Loky and Jao

News Everything vanilla 11.14.23

Loky and jao

The High Price of Cheap Vanilla

Loky Bemananjara and his neighbor Jao Quatorze grow vanilla off a rutted dirt road outside Sambava, in Madagascar’s prime vanilla region. We visit them often, to see how their vines are doing, and to try to understand the challenges they face. 

Two years ago, we arrived to find their lush plantings destroyed by Cyclone Enawo. The support trees were stripped bare, the farmers’ bamboo shelter blown away, their crops badly damaged and their vines yellowed under exposure to full sun. 

All they could do was start over. All their work -- planting, mulching, pruning --  is done by hand, using machetes sharpened on a stone. They walk to the fields from their village each day, except at harvest time, when they patrol all night to protect their vanilla crop from thieves. 
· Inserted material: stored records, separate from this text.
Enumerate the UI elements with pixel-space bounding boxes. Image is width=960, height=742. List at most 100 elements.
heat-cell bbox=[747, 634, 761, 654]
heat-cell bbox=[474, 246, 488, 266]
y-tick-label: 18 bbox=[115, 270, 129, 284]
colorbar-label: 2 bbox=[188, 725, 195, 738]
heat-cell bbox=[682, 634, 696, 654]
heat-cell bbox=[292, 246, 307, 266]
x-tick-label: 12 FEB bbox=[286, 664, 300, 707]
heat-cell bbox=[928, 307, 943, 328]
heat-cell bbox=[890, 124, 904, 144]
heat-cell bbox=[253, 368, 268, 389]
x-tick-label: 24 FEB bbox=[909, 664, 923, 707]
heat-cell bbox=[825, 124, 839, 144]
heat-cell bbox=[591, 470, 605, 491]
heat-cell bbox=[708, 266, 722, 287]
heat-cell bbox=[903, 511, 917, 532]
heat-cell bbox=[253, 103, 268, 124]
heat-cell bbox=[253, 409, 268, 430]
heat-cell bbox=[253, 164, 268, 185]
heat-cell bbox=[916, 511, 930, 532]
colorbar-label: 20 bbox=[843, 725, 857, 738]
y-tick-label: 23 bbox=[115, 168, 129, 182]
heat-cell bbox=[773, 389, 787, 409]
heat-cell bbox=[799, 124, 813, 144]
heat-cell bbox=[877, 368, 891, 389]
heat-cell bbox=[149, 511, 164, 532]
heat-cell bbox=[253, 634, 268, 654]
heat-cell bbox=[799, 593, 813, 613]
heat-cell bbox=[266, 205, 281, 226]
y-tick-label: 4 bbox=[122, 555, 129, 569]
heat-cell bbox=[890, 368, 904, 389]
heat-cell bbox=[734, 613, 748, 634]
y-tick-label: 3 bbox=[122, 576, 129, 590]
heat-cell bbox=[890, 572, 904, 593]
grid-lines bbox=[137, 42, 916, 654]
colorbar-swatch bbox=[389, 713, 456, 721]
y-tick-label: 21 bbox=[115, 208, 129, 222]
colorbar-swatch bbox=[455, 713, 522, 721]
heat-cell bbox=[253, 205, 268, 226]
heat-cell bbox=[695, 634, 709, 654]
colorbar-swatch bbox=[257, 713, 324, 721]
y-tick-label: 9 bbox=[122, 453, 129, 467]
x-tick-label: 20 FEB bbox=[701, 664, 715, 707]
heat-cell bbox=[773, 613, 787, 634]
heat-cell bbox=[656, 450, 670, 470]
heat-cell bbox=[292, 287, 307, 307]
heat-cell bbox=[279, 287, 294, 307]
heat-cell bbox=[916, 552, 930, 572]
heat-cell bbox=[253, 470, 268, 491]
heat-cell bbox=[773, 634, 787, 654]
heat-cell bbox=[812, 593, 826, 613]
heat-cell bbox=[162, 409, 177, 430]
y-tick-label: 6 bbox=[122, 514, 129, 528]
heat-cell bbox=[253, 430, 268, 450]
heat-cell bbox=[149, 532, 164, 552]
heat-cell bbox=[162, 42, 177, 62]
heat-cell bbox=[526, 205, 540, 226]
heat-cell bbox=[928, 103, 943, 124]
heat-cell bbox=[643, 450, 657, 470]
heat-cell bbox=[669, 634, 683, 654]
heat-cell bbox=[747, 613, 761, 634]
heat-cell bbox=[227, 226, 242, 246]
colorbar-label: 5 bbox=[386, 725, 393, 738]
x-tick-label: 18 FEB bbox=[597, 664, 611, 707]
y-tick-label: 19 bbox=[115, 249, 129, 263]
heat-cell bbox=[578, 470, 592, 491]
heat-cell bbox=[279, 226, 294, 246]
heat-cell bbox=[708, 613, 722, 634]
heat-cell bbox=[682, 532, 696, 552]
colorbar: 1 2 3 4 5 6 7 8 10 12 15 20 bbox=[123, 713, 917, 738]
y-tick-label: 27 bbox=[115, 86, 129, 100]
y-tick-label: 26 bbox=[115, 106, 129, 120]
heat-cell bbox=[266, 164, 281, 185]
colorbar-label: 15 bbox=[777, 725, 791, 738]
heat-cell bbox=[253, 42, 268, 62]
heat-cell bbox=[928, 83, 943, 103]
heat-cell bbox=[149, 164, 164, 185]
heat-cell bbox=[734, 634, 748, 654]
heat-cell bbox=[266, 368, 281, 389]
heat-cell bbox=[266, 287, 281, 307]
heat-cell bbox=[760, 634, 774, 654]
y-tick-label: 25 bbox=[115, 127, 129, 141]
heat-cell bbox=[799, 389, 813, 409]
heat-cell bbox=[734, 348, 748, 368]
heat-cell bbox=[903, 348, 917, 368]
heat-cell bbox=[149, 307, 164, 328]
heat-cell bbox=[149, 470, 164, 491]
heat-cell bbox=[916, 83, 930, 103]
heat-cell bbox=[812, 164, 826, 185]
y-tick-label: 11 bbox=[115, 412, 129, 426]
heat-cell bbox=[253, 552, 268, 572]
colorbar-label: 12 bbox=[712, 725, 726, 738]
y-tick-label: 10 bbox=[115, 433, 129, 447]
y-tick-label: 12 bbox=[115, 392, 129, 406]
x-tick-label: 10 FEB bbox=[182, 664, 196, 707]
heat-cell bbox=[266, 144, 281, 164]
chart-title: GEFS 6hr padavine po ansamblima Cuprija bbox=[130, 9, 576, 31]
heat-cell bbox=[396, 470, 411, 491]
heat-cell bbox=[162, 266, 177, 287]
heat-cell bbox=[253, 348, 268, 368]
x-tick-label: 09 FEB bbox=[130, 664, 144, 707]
One morning last February, they arrived to a shocking sight.

Vanilla farmers in the bushJaoMadagascar Village

It was so early in the growing season that the vanilla pods hadn’t even developed seeds. It never occurred to these veteran farmers to start the arduous ordeal of night patrols.

The vanilla was so green it wasn’t worth stealing.

Except apparently it was. 

Loky and Jao’s entire crop -- and the crops of all their neighbors -- were stripped overnight. The theft wiped out a year of grueling labor and cash income.

Why would thieves steal vanilla that was nothing but green sticks?

To meet a thriving demand for cheap vanilla. The lowest-grade vanilla bean “cuts” are now the most popular beans on the Madagascar market. 

Then there’s ground vanilla, a recent hit in Europe, that consists of dried vanilla beans ground to a fine brown powder. (Not to be confused with our proprietary pure vanilla powder at Cook Flavoring.) 

Ground vanilla powder can be made from ripe, aromatic vanilla beans.  But it’s also an easy way to sell bad beans. Any trace of origin or quality is erased in the grinding and it requires chemical analysis to see what’s really in it. If it’s cheap, there’s a reason.

The oven-dried “quick cure” is another prime destination for inferior vanilla beans. These beans are chopped before being baked in ovens for a couple of days instead of painstakingly sun dried over three months. 

Chopping vanilla beans before curing is a fine way to launder bad beans. We saw vanilla bean stems -- like the stem of a cherry or maple leaf and just as aromatic -- selling for $20 a kilo last year. We couldn’t figure out why until we saw buckets of them at a quick-cure facility in Antalaha.

Where did Loky’s and Jao’s stolen vanilla beans wind up? We’re guessing they were quick-cured or ground into powder. It’s hard to imagine they could be used for anything else.

The end product was probably pretty cheap for whoever bought it. The cost to Loky and Jao was crippling.